From this, I’m wondering if the “little children” really refers to people who lacked the ability to understand God, rather than to actual children. Someone posted that the children came from Bethel, a place where the golden calf was worshipped. The opposition, in fact.

I’m also wondering if the baldness refers to “holiness” rather than a lack of head hair. I know in some cultures monks tend to shave their heads.

In other words, I’m wondering if the bear story really means that Elisha, an old (ready for God’s word) and bald (holy) man was accosted by a group of Bethel “children” (people who were not only not ready for God’s word, but also worshipped the golden calf). These people sneered at him that he should “Go up” as he claimed Elijah had done. In response, God entered the hearts of 42 of these people with the ferocity of two female bears.

If I’m right, it’s rather a coup for God to get 42 converts from the opposition.

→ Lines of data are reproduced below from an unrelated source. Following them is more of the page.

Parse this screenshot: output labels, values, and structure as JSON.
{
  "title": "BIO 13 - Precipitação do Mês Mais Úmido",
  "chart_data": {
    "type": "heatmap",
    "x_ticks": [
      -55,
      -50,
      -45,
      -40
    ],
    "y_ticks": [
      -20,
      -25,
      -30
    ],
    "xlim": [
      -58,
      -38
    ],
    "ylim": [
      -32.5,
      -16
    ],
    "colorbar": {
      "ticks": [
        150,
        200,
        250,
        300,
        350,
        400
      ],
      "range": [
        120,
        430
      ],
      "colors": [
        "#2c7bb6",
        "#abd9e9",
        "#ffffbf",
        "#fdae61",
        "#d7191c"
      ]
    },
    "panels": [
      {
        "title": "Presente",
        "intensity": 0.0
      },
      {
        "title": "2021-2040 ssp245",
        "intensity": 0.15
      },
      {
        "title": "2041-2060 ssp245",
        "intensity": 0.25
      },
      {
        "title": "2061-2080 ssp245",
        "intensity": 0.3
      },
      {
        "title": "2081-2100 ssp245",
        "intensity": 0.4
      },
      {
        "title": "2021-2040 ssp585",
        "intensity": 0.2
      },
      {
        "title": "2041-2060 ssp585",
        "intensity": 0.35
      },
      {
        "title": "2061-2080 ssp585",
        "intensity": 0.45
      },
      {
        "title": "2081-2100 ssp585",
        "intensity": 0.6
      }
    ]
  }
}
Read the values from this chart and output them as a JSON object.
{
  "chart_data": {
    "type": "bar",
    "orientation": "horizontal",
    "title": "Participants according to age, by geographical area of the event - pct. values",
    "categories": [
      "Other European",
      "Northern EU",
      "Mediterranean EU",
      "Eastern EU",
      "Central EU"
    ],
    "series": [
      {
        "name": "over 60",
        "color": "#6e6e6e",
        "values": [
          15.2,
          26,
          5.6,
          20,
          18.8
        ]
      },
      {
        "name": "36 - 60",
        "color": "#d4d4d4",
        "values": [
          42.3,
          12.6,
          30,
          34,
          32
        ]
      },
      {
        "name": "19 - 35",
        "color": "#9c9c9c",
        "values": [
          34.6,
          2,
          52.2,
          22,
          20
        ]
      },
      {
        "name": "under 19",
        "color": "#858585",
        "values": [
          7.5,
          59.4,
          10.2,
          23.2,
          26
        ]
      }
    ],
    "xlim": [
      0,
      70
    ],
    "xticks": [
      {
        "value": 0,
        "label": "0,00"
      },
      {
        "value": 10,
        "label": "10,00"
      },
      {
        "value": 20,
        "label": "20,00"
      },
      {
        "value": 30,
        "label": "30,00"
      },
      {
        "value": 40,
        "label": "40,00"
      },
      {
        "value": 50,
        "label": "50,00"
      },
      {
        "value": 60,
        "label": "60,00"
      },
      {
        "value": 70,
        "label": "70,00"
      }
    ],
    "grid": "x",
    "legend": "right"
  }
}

I think there is a way to read the account as not as morally offensive as we assume in our cultural contexts today (then again, in the Israeli cultural context of the day, there is nothing morally offensive when enemies of God get mauled, but go with me here for a second)…

First of all, as stated above thread these youths likely weren’t children by late teens. Secondly, (also stated above thread) they likely weren’t 42 as the number was more symbolic - a stand in for ‘evil things happening’, or something similar. Thirdly, it was pointed out that “Go up, baldhead” is a much weightier insult then than it is now - baldhead was likely a mocking out of his holiness to Yahweh as Bethel wasn’t all that into Yahweh worship and “Go up” was a reference to Elijah going up to heaven, but I don’t think they were calling Elisha to call down a fire tornado, but the ‘[going] up’ into heaven may have been precipitated by other, let’s say more violent, means.

So, it may be reasonable to look at the story as an old prophet, going through an enemy territory, is sudden beset on all sides by young hooligans, and fearing for his life, curses them - leading to God sending some bears to defend his prophet. Btw, this is how I choose to see this story, but the point made up thread about history writers in this era combining fiction with non-fiction (and usually the facts are added upon to make some point or metaphor) is something to be very strongly considered.

However, of course, the historicity doesn’t really matter compared to the lesson behind it.

Think how all of this could have been avoided, if Elisha would have just asked for some hair instead.